Las portadas de hoy ya te las sabes porque llevan una semana que hacen ver qué y, de golpe, ha llegado el día de la verdad. El tiempo se ha acabado. El veredicto unánime de los diarios culpa a Pedro Sánchez, que sale muy mal parado. Era el responsable de hacer funcionar los engranajes de la política para construir un acuerdo de gobierno. Es el fracasado principal.
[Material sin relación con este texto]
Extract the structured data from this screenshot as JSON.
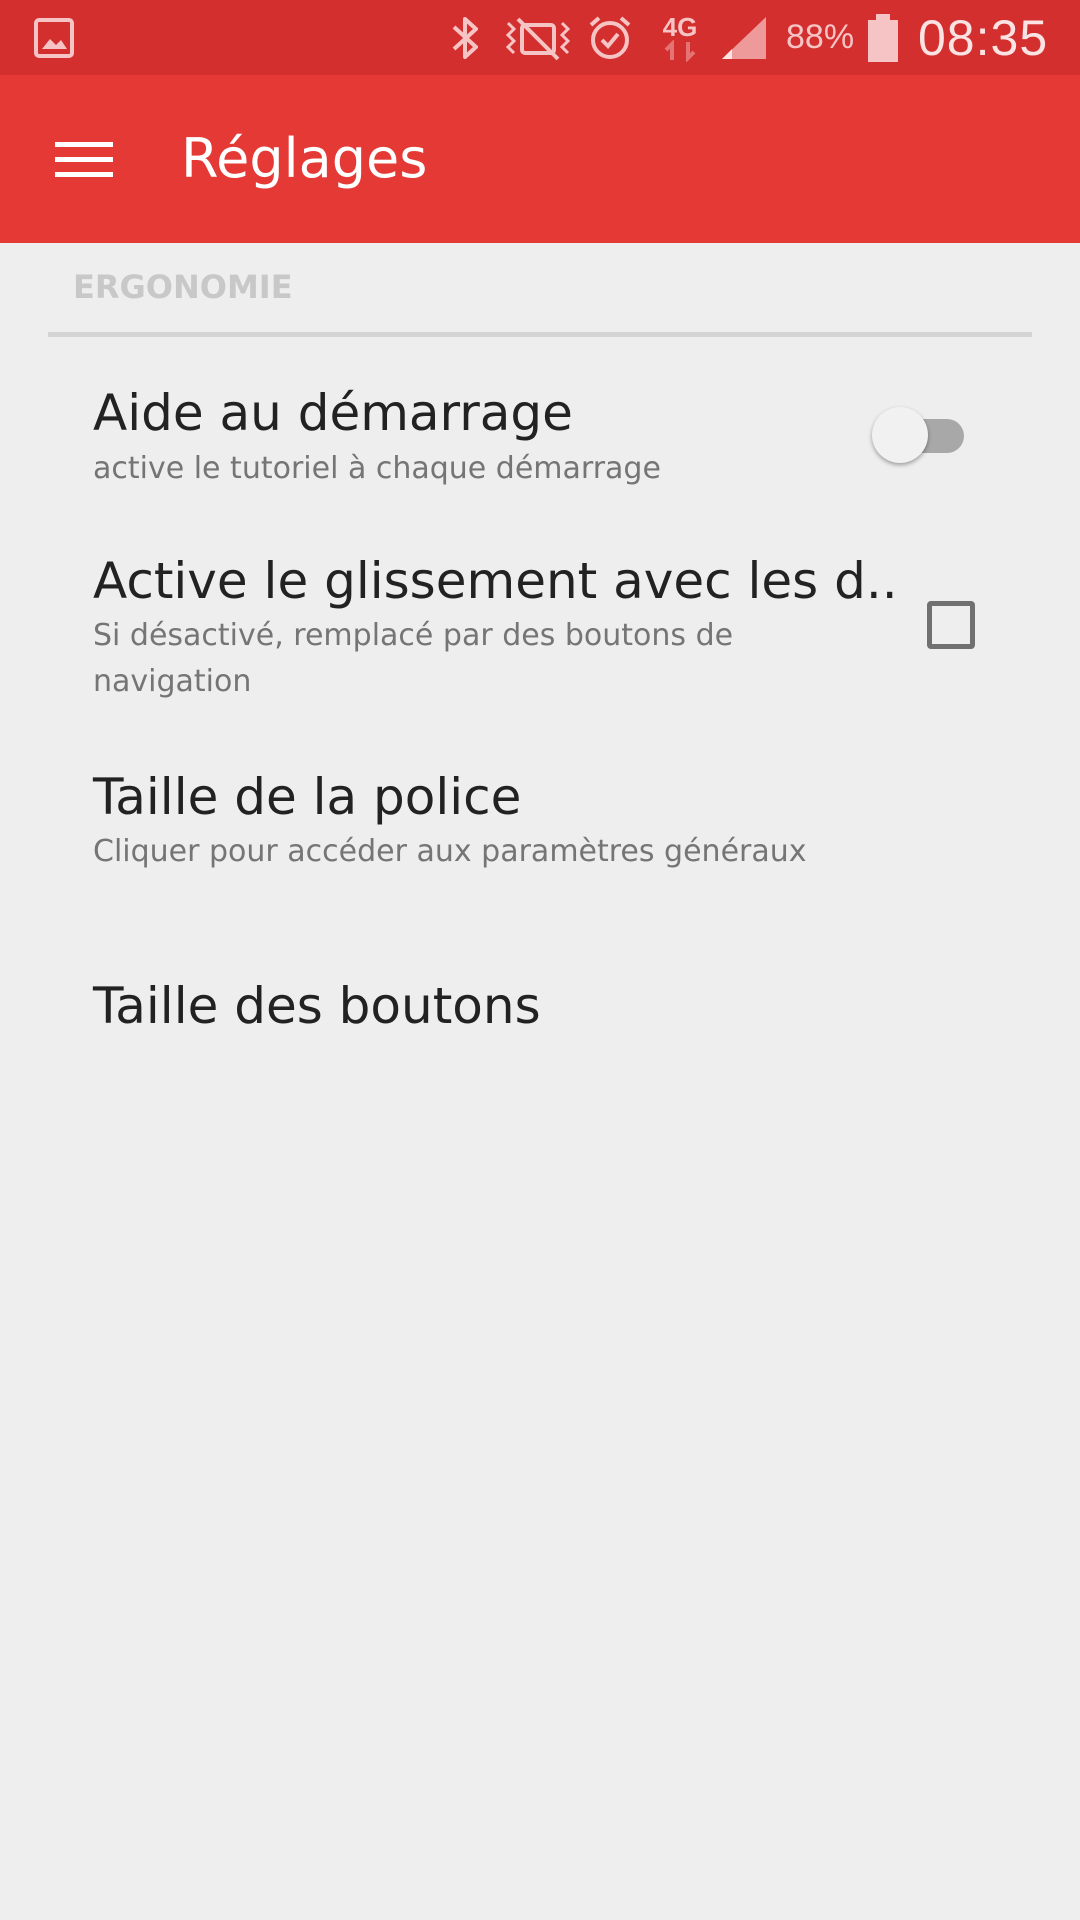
{
  "status_bar": {
    "icons": [
      "gallery-icon",
      "bluetooth-icon",
      "vibrate-off-icon",
      "alarm-icon",
      "network-4g-icon",
      "signal-icon",
      "battery-icon"
    ],
    "network_type": "4G",
    "battery_percent": "88%",
    "time": "08:35"
  },
  "app_bar": {
    "menu_icon": "hamburger-menu-icon",
    "title": "Réglages"
  },
  "colors": {
    "status_bar": "#d32f2f",
    "app_bar": "#e53935",
    "background": "#eeeeee"
  },
  "section": {
    "header": "ERGONOMIE"
  },
  "preferences": [
    {
      "title": "Aide au démarrage",
      "summary": "active le tutoriel à chaque démarrage",
      "control": "switch",
      "checked": false
    },
    {
      "title": "Active le glissement avec les d..",
      "summary": "Si désactivé, remplacé par des boutons de navigation",
      "control": "checkbox",
      "checked": false
    },
    {
      "title": "Taille de la police",
      "summary": "Cliquer pour accéder aux paramètres généraux"
    },
    {
      "title": "Taille des boutons"
    }
  ]
}
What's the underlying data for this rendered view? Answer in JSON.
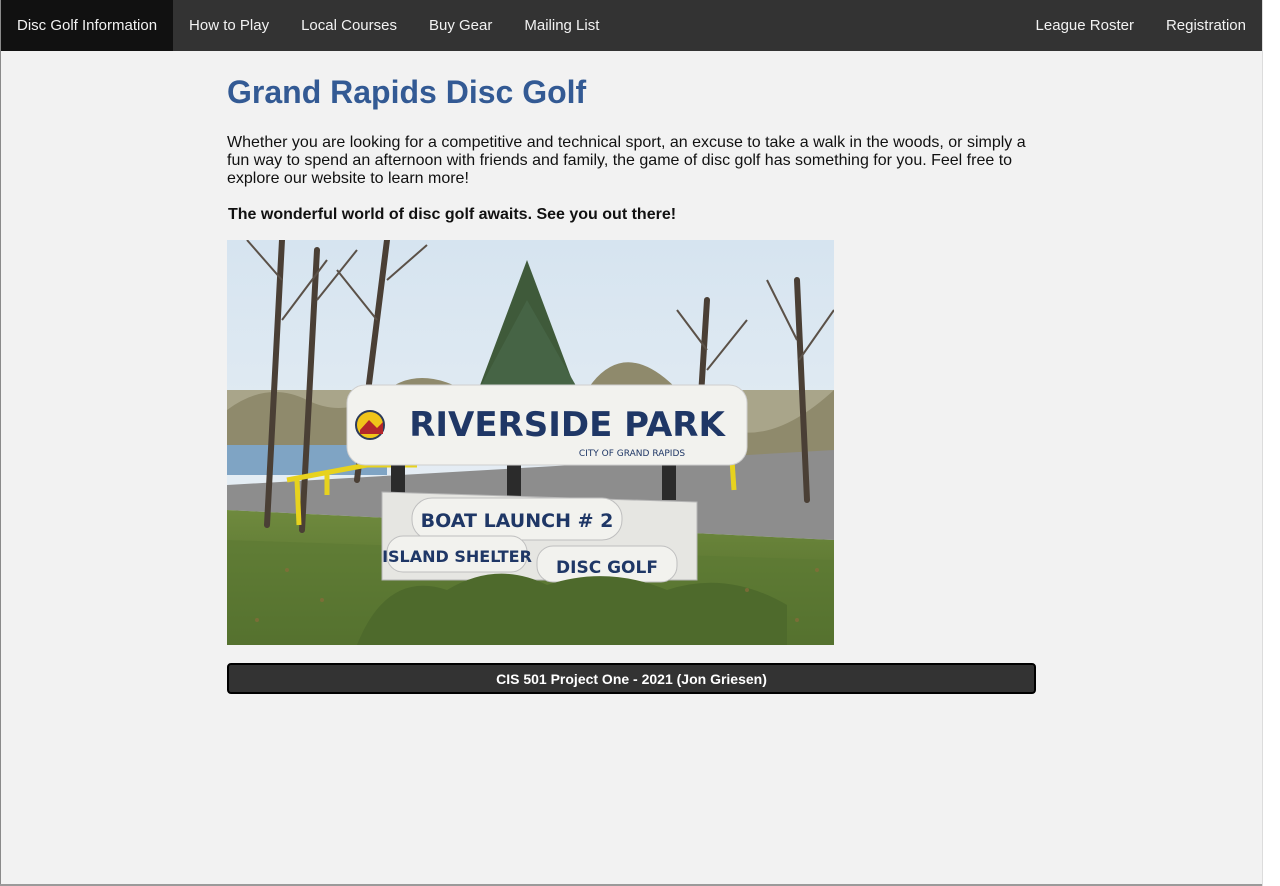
{
  "nav": {
    "left": [
      {
        "label": "Disc Golf Information",
        "active": true
      },
      {
        "label": "How to Play",
        "active": false
      },
      {
        "label": "Local Courses",
        "active": false
      },
      {
        "label": "Buy Gear",
        "active": false
      },
      {
        "label": "Mailing List",
        "active": false
      }
    ],
    "right": [
      {
        "label": "League Roster"
      },
      {
        "label": "Registration"
      }
    ]
  },
  "main": {
    "title": "Grand Rapids Disc Golf",
    "intro": "Whether you are looking for a competitive and technical sport, an excuse to take a walk in the woods, or simply a fun way to spend an afternoon with friends and family, the game of disc golf has something for you. Feel free to explore our website to learn more!",
    "tagline": "The wonderful world of disc golf awaits. See you out there!",
    "photo": {
      "sign_title": "RIVERSIDE PARK",
      "sign_subtitle": "CITY OF GRAND RAPIDS",
      "sign_line1": "BOAT LAUNCH # 2",
      "sign_line2a": "ISLAND SHELTER",
      "sign_line2b": "DISC GOLF"
    }
  },
  "footer": {
    "text": "CIS 501 Project One - 2021 (Jon Griesen)"
  },
  "colors": {
    "nav_bg": "#333333",
    "nav_active": "#111111",
    "title": "#335a94",
    "page_bg": "#f2f2f2"
  }
}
"Ser socialista es hacer", decía un eslogan sanchista de 2015. Sánchez no ha hecho y recibe desde todas partes, no sólo de la derecha mediática madrileña —El Mundo le dispara a bocajarro— sino de toda la prensa: es quien sale en las fotos, que hoy dan la impresión de cartel del Lejano Oeste con el Wanted! estampado en grandes letras. Toda la prensa lo presenta con el Rey —que luce una extraña sonrisa profidén, quizás inapropiada— salvo Ara, que publica una foto con el fracaso pintado en su cara, muy adecuada al título —y a la situación, claro.

Dos notas destacables. Una: por aquí y por allà, los titulares desprestigian la actitud del "sostenella y no emmendalla" tan típica de la cultura política española, que hace virtud de la fuerza y la astucia para imponerse y desprecia la negociación y el acuerdo como un defecto, una debilidad. Los costes de la tozudez del desacuerdo empiezan a ser percibidos en los diarios como una carga pesada, que aplaza la toma de las decisiones convenientes, deja escapar oportunidades para resolver los problemas (desde el conflicto con Catalunya al cambio climático o la inmigración y los presupuestos) y los petrifica, favoreciendo los que están mejor instalados. Sirva de buena muestra el subtítulo de La Razón: "La incapacidad de llegar a acuerdos aboca a los españoles a votar cada once meses".

Quizás esos titulares hagan pensar a más de uno que la política es algo más que el caudillaje de la propia hueste y el bloqueo de los rivales. En Italia han aprendido a moverse en la inestabilidad: van a gobierno por año de media desde 1946. A pesar de su actual mal momento, no se puede decir que sea un estado fallido. Es de mal comparar… pero vamos allá: en Catalunya, en este siglo, la mayoría de los gobiernos han sido de coalición entre el perro y el gato. ¿Cuál es el problema?

La segunda nota es que muchos titulares son negativos, agrios, amargos. La medalla de oro se la lleva La Vanguardia, que acusa a "la ineficiencia de los partidos" del callejón sin salida, quizás para no quemar a Pedro Sánchez. Se hace extraño este titular enrabiado —un cañonazo al sistema, poco menos que antipolítico— en un diario que hace bandera de la moderación y la templanza. Todo es opinable, claro. Ciertamente, los partidos —sus aparatos medio oxidados y sus protocolos casi tribales—, no disfrutan de mucho prestigio. Pero, de momento, no hay mejores herramientas a mano para articular la representación de los ciudadanos, promover el debate público y hacer funcionar los resortes de la política. Con ellos vamos todos a nuevas elecciones y más allá. Paciencia.